5. Anomaly-based detection methods
An ability to detect anomalous data is a fundamental security measure. Recognizing irregular patterns or events can thwart attackers from taking advantage of zero-day vulnerabilities. Anomaly detection can be accomplished using signature-based monitoring, behavior-based monitoring or machine learning algorithms – with each of these approaches creating a model or baseline of what constitutes normal data behavior that new information will be compared against.
Once vulnerabilities are exposed, hackers use them to gain entry to systems and steal or manipulate data. Cybercriminals exploit such vulnerabilities for financial gain; state-sponsored hackers use cyberattacks against nation-state cyberinfrastructure to achieve political goals; while hacktivists may exploit zero-day vulnerabilities for social or political causes.
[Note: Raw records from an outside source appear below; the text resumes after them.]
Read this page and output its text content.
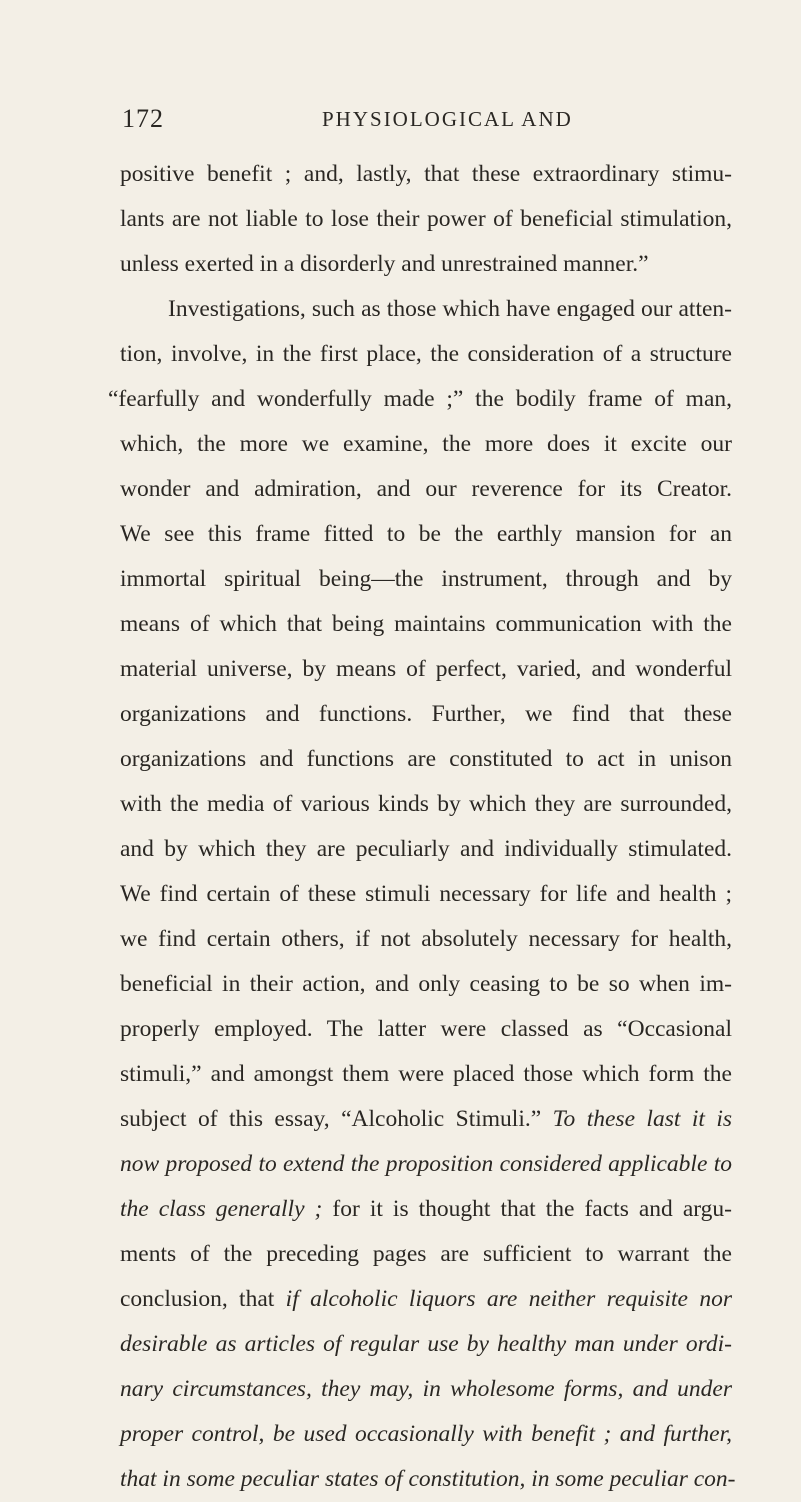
172	PHYSIOLOGICAL AND
positive benefit ; and, lastly, that these extraordinary stimu-
lants are not liable to lose their power of beneficial stimulation,
unless exerted in a disorderly and unrestrained manner.”
Investigations, such as those which have engaged our atten-
tion, involve, in the first place, the consideration of a structure
“fearfully and wonderfully made ;” the bodily frame of man,
which, the more we examine, the more does it excite our
wonder and admiration, and our reverence for its Creator.
We see this frame fitted to be the earthly mansion for an
immortal spiritual being—the instrument, through and by
means of which that being maintains communication with the
material universe, by means of perfect, varied, and wonderful
organizations and functions. Further, we find that these
organizations and functions are constituted to act in unison
with the media of various kinds by which they are surrounded,
and by which they are peculiarly and individually stimulated.
We find certain of these stimuli necessary for life and health ;
we find certain others, if not absolutely necessary for health,
beneficial in their action, and only ceasing to be so when im-
properly employed. The latter were classed as “Occasional
stimuli,” and amongst them were placed those which form the
subject of this essay, “Alcoholic Stimuli.” To these last it is
now proposed to extend the proposition considered applicable to
the class generally ; for it is thought that the facts and argu-
ments of the preceding pages are sufficient to warrant the
conclusion, that if alcoholic liquors are neither requisite nor
desirable as articles of regular use by healthy man under ordi-
nary circumstances, they may, in wholesome forms, and under
proper control, be used occasionally with benefit ; and further,
that in some peculiar states of constitution, in some peculiar con-
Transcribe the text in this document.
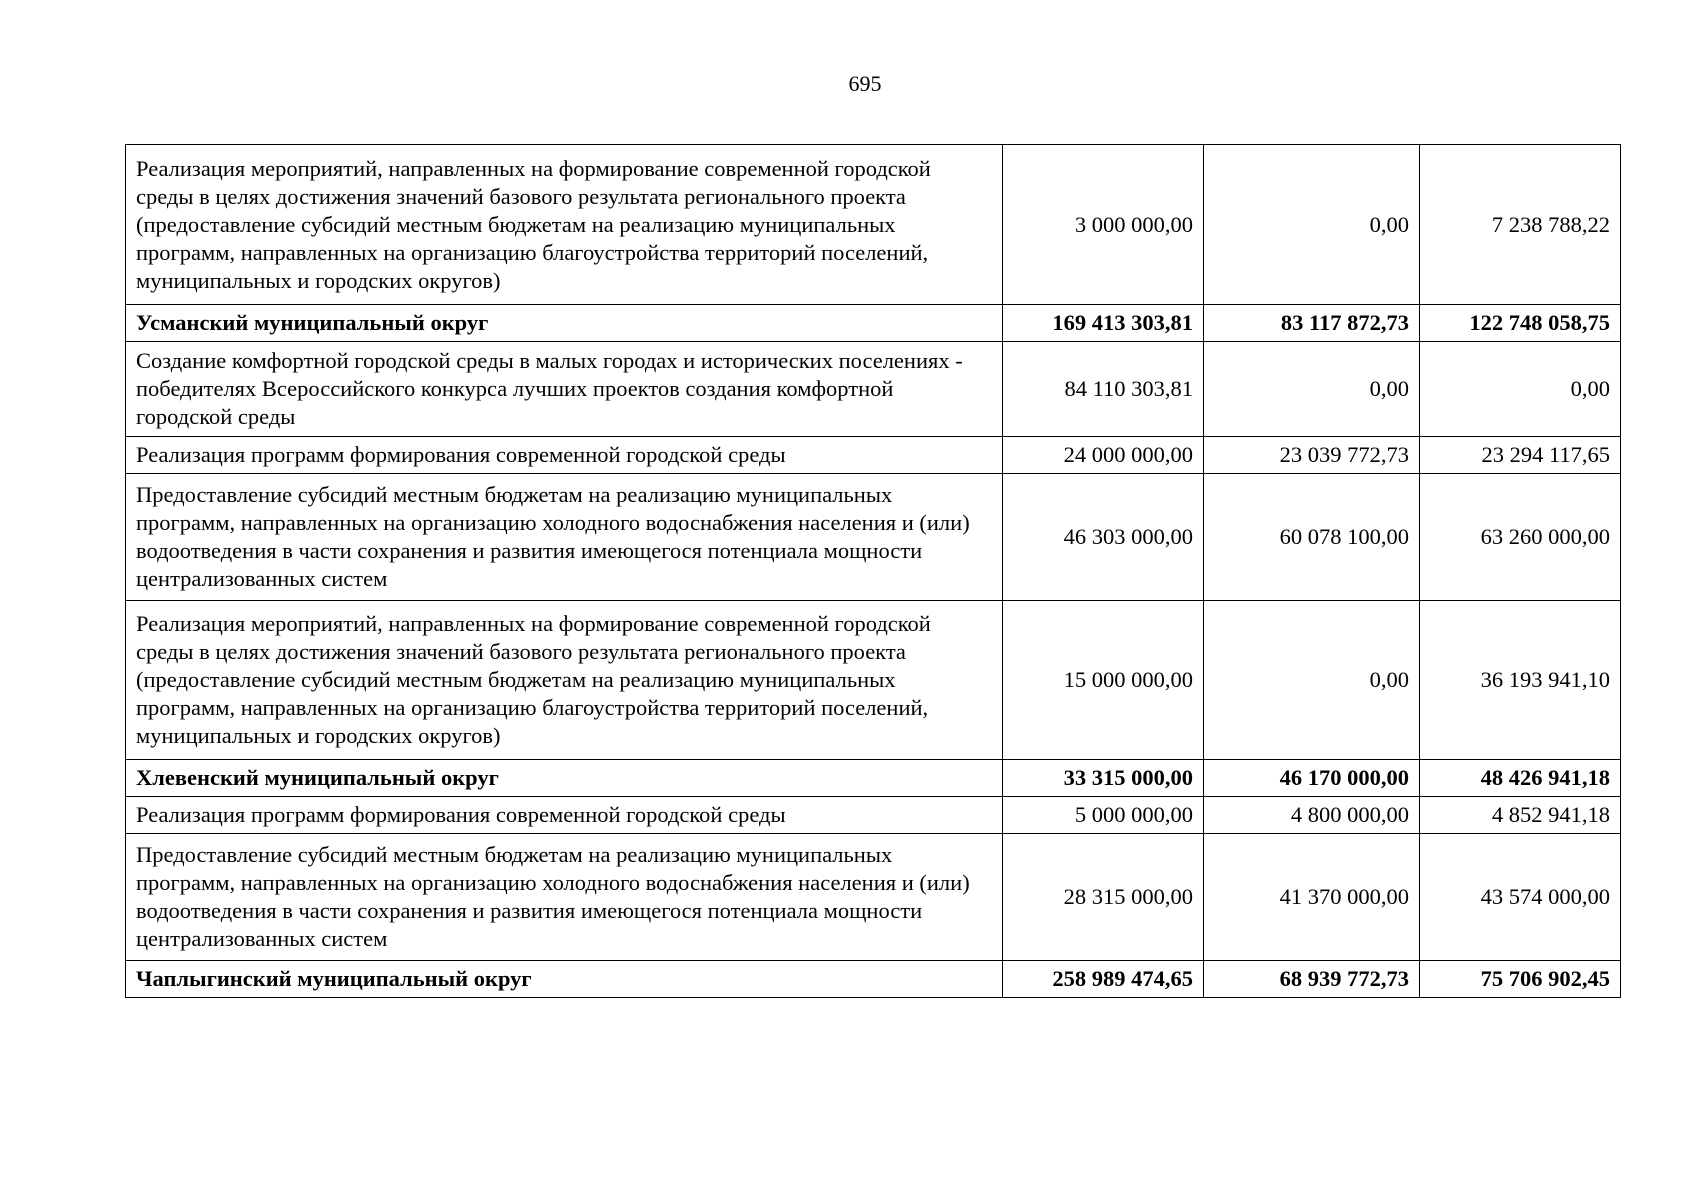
695
Реализация мероприятий, направленных на формирование современной городской среды в целях достижения значений базового результата регионального проекта (предоставление субсидий местным бюджетам на реализацию муниципальных программ, направленных на организацию благоустройства территорий поселений, муниципальных и городских округов)	3 000 000,00	0,00	7 238 788,22
Усманский муниципальный округ	169 413 303,81	83 117 872,73	122 748 058,75
Создание комфортной городской среды в малых городах и исторических поселениях - победителях Всероссийского конкурса лучших проектов создания комфортной городской среды	84 110 303,81	0,00	0,00
Реализация программ формирования современной городской среды	24 000 000,00	23 039 772,73	23 294 117,65
Предоставление субсидий местным бюджетам на реализацию муниципальных программ, направленных на организацию холодного водоснабжения населения и (или) водоотведения в части сохранения и развития имеющегося потенциала мощности централизованных систем	46 303 000,00	60 078 100,00	63 260 000,00
Реализация мероприятий, направленных на формирование современной городской среды в целях достижения значений базового результата регионального проекта (предоставление субсидий местным бюджетам на реализацию муниципальных программ, направленных на организацию благоустройства территорий поселений, муниципальных и городских округов)	15 000 000,00	0,00	36 193 941,10
Хлевенский муниципальный округ	33 315 000,00	46 170 000,00	48 426 941,18
Реализация программ формирования современной городской среды	5 000 000,00	4 800 000,00	4 852 941,18
Предоставление субсидий местным бюджетам на реализацию муниципальных программ, направленных на организацию холодного водоснабжения населения и (или) водоотведения в части сохранения и развития имеющегося потенциала мощности централизованных систем	28 315 000,00	41 370 000,00	43 574 000,00
Чаплыгинский муниципальный округ	258 989 474,65	68 939 772,73	75 706 902,45
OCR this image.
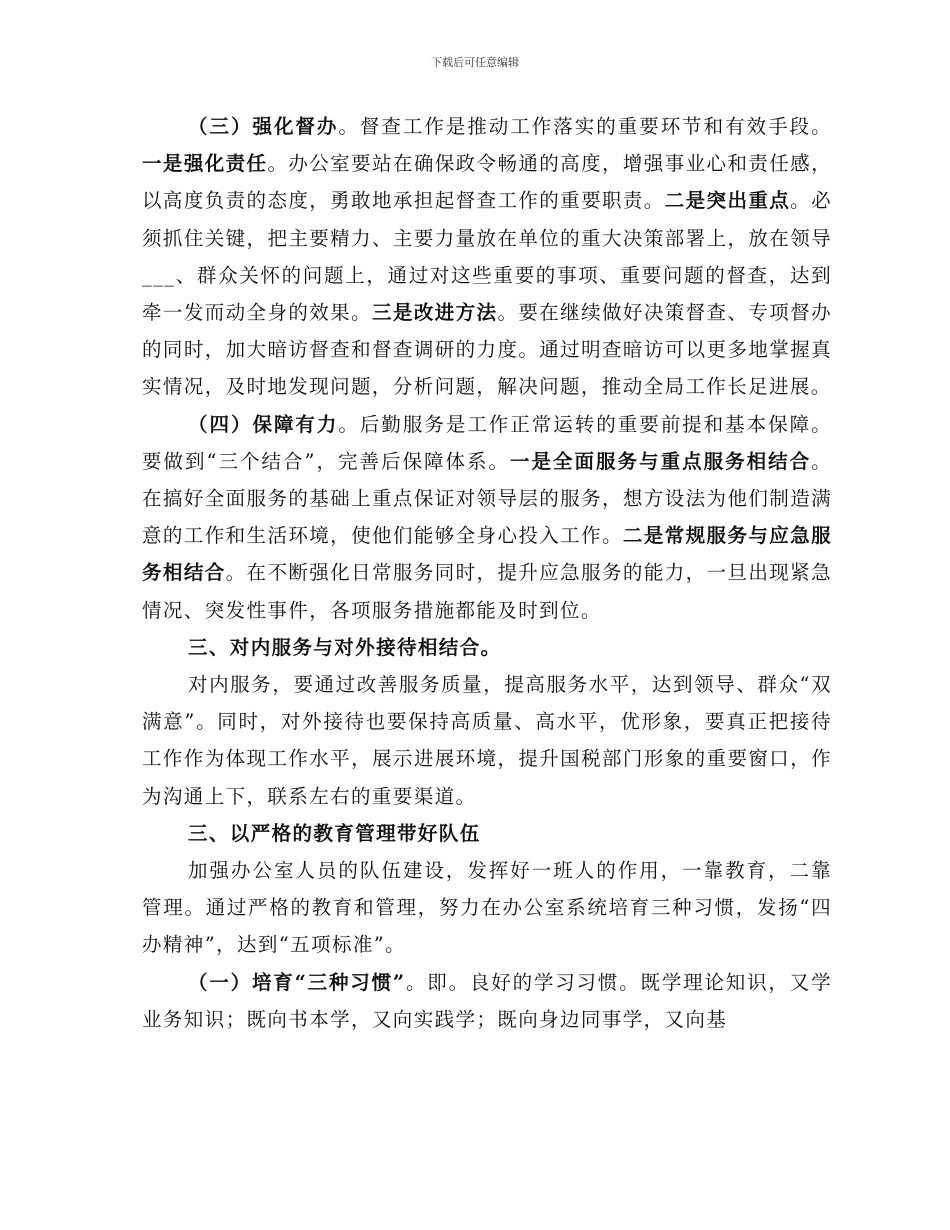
下载后可任意编辑

（三）强化督办。督查工作是推动工作落实的重要环节和有效手段。一是强化责任。办公室要站在确保政令畅通的高度，增强事业心和责任感，以高度负责的态度，勇敢地承担起督查工作的重要职责。二是突出重点。必须抓住关键，把主要精力、主要力量放在单位的重大决策部署上，放在领导___、群众关怀的问题上，通过对这些重要的事项、重要问题的督查，达到牵一发而动全身的效果。三是改进方法。要在继续做好决策督查、专项督办的同时，加大暗访督查和督查调研的力度。通过明查暗访可以更多地掌握真实情况，及时地发现问题，分析问题，解决问题，推动全局工作长足进展。

（四）保障有力。后勤服务是工作正常运转的重要前提和基本保障。要做到“三个结合”，完善后保障体系。一是全面服务与重点服务相结合。在搞好全面服务的基础上重点保证对领导层的服务，想方设法为他们制造满意的工作和生活环境，使他们能够全身心投入工作。二是常规服务与应急服务相结合。在不断强化日常服务同时，提升应急服务的能力，一旦出现紧急情况、突发性事件，各项服务措施都能及时到位。

三、对内服务与对外接待相结合。

对内服务，要通过改善服务质量，提高服务水平，达到领导、群众“双满意”。同时，对外接待也要保持高质量、高水平，优形象，要真正把接待工作作为体现工作水平，展示进展环境，提升国税部门形象的重要窗口，作为沟通上下，联系左右的重要渠道。

三、以严格的教育管理带好队伍

加强办公室人员的队伍建设，发挥好一班人的作用，一靠教育，二靠管理。通过严格的教育和管理，努力在办公室系统培育三种习惯，发扬“四办精神”，达到“五项标准”。

（一）培育“三种习惯”。即。良好的学习习惯。既学理论知识，又学业务知识；既向书本学，又向实践学；既向身边同事学，又向基
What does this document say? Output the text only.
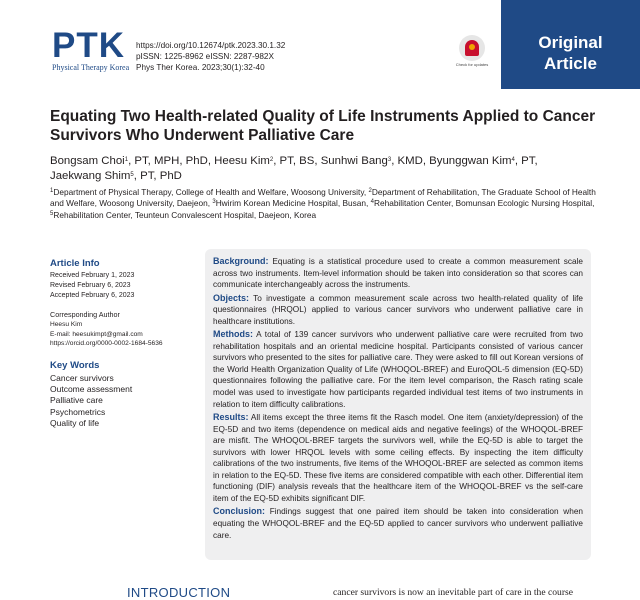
PTK
Physical Therapy Korea
https://doi.org/10.12674/ptk.2023.30.1.32
pISSN: 1225-8962 eISSN: 2287-982X
Phys Ther Korea. 2023;30(1):32-40	Check for updates
Original
Article
Equating Two Health-related Quality of Life Instruments Applied to Cancer Survivors Who Underwent Palliative Care
Bongsam Choi$^1$, PT, MPH, PhD, Heesu Kim$^2$, PT, BS, Sunhwi Bang$^3$, KMD, Byunggwan Kim$^4$, PT,
Jaekwang Shim$^5$, PT, PhD
$^1$Department of Physical Therapy, College of Health and Welfare, Woosong University, $^2$Department of Rehabilitation, The Graduate School of Health and Welfare, Woosong University, Daejeon, $^3$Hwirim Korean Medicine Hospital, Busan, $^4$Rehabilitation Center, Bomunsan Ecologic Nursing Hospital, $^5$Rehabilitation Center, Teunteun Convalescent Hospital, Daejeon, Korea
Article Info
Received February 1, 2023
Revised February 6, 2023
Accepted February 6, 2023
Corresponding Author
Heesu Kim
E-mail: heesukimpt@gmail.com
https://orcid.org/0000-0002-1684-5636
Key Words
Cancer survivors
Outcome assessment
Palliative care
Psychometrics
Quality of life

Background: Equating is a statistical procedure used to create a common measurement scale across two instruments. Item-level information should be taken into consideration so that scores can communicate interchangeably across the instruments.

Objects: To investigate a common measurement scale across two health-related quality of life questionnaires (HRQOL) applied to various cancer survivors who underwent palliative care in healthcare institutions.

Methods: A total of 139 cancer survivors who underwent palliative care were recruited from two rehabilitation hospitals and an oriental medicine hospital. Participants consisted of various cancer survivors who presented to the sites for palliative care. They were asked to fill out Korean versions of the World Health Organization Quality of Life (WHOQOL-BREF) and EuroQOL-5 dimension (EQ-5D) questionnaires following the palliative care. For the item level comparison, the Rasch rating scale model was used to investigate how participants regarded individual test items of two instruments in relation to item difficulty calibrations.

Results: All items except the three items fit the Rasch model. One item (anxiety/depression) of the EQ-5D and two items (dependence on medical aids and negative feelings) of the WHOQOL-BREF are misfit. The WHOQOL-BREF targets the survivors well, while the EQ-5D is able to target the survivors with lower HRQOL levels with some ceiling effects. By inspecting the item difficulty calibrations of the two instruments, five items of the WHOQOL-BREF are selected as common items in relation to the EQ-5D. These five items are considered compatible with each other. Differential item functioning (DIF) analysis reveals that the healthcare item of the WHOQOL-BREF vs the self-care item of the EQ-5D exhibits significant DIF.

Conclusion: Findings suggest that one paired item should be taken into consideration when equating the WHOQOL-BREF and the EQ-5D applied to cancer survivors who underwent palliative care.

INTRODUCTION	cancer survivors is now an inevitable part of care in the course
Zero-day attacks cannot be completely prevented, but measures exist that can mitigate their risk. Vulnerability scanning and patch management are two approaches often taken to prevent zero-day attacks; however, these approaches don’t cover every type of threat.
Conclusion
Software developers typically develop patches to address discovered vulnerabilities and include it in future releases of their software, but this process takes time. Meanwhile, hackers may take advantage of exploiting flaws to launch attacks against businesses and utilize zero day exploits to take over systems and steal sensitive information.
Vulnerability scanning solutions and quickly applying patches can help protect against zero-day attacks by quickly closing known vulnerabilities; however, these are only partial solutions which cannot eliminate all zero-days.
Businesses looking to guard against zero-day attacks must utilize multiple layers of defenses, including regular vulnerability scans, swift patch deployment and strong security protocols that keep hackers away from crucial systems. Furthermore, threat intelligence feeds and anomaly-based detection can help businesses detect suspicious activities quickly to thwart zero-day attacks and protect critical assets.